Question

if x^2-2=2^2/3+2^2/3 then prove 2x^3+6x=5

Answer 1

x^2-2=2^2/3+2^(here is )-2/3

x^2-2=2^2/3+2^-2/3
x^2=2^2/3+2+2^-2/3
x^2=(2^1/3)^2 2^2/3 2^1/3 +(2^-1/3)^2
x^2= (2^1/3+ 2^-1/3)^2
[ x= (2^1/3+ 2^-1/3) ]
now use the value x in 2x^3+6x
then it come 5

Answer 2

Correct –Question

If $x^{2} -2=2^{\frac{2}{3} } +2^{-\frac{2}{3} }$  then prove  $2x^{3} -6x=5$ .

Answer:

It is proved that $2x^{3} -6x=5$.

Step-by-step explanation:

Given:

Equation  $x^{2} -2=2^{\frac{2}{3} } +2^{-\frac{2}{3} }$.

To Find:

It is to be proved that $2x^{3} -6x=5$.

Solution:

As given- equation $x^{2} -2=2^{\frac{2}{3} } +2^{-\frac{2}{3} }$.

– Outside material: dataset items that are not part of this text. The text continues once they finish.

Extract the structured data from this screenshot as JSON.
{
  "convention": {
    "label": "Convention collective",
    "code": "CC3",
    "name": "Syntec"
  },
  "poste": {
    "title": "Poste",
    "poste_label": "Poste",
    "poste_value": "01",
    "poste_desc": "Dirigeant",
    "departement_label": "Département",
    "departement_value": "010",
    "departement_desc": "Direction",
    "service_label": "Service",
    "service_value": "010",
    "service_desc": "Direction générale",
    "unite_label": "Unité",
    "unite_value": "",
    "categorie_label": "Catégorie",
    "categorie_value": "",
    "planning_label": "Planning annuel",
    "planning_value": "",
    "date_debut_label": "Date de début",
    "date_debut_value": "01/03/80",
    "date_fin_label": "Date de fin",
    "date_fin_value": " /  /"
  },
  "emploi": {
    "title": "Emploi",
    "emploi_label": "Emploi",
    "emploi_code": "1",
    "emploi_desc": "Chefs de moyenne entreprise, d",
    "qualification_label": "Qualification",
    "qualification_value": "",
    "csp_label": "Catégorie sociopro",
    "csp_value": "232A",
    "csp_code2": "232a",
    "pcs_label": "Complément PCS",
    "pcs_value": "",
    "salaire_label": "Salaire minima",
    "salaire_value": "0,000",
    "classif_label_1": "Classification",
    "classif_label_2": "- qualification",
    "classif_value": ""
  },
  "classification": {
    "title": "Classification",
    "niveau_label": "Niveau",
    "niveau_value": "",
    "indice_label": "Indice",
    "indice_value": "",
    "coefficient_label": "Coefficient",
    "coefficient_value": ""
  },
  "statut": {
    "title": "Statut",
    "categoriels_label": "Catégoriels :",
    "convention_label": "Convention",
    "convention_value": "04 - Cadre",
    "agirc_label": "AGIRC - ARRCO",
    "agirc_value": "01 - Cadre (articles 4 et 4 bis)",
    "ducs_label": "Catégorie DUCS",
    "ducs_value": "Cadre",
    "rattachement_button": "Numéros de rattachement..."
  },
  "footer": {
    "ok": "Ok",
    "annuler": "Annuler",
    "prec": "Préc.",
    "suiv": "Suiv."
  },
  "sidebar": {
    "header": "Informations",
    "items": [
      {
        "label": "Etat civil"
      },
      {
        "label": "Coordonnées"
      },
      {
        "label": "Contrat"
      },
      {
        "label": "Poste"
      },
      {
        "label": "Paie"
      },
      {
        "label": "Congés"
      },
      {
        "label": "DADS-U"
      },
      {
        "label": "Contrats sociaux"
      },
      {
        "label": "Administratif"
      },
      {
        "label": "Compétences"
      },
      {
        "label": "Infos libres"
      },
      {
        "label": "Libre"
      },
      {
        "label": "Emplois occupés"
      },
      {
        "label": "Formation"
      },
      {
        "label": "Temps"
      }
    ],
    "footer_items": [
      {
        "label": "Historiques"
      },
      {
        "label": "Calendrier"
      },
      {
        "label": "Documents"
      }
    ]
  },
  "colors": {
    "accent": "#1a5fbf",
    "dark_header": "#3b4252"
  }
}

$x^{2} -2=2^{\frac{2}{3} } +2^{-\frac{2}{3} }$

$x^{2} =2^{\frac{2}{3} }+2 +2^{-\frac{2}{3} }$

$x^{2} =2^{\frac{2}{3} }+2.2^{\frac{2}{3} }.2^{-\frac{2}{3} } +2^{-\frac{2}{3} }$

$x^{2} =(2^{\frac{1}{3} })^{2} +2.2^{\frac{2}{3} }.2^{-\frac{2}{3} } +(2^{-\frac{1}{3} })^{2}$

$x^{2} = [2^{\frac{1}{3} } +2^{-\frac{1}{3} }]^{2}$

$x =2^{\frac{1}{3} } +2^{-\frac{1}{3} }$

Let the $2^{\frac{1}{3} }$  be p.  Then $p^{3} =2$.

$x=p+\frac{1}{p}$

It is to be proved  the value  $2x^{3} -6x=5$.

$LHS=2x^{3} -6x$

         $=2(p+\frac{1}{p} )^{3} -6(p+\frac{1}{p})$

        $=2[p^{3} +\frac{1}{p^{3} } +3(p+\frac{1}{p})]-6(p+\frac{1}{p})$

         $=2(p^{3} +\frac{1}{p^{3} }) +6(p+\frac{1}{p})-6(p+\frac{1}{p})$

         $=2(p^{3} +\frac{1}{p^{3} })$

Putting the value of  $p^{3} =2$.

        $=2(2 +\frac{1}{2} )$

        $=2(\frac{5}{2} )$

         $=5$

         $=RHS$

$LHS=RHS$

Hence, it  is proved that 2x^3-6x=5.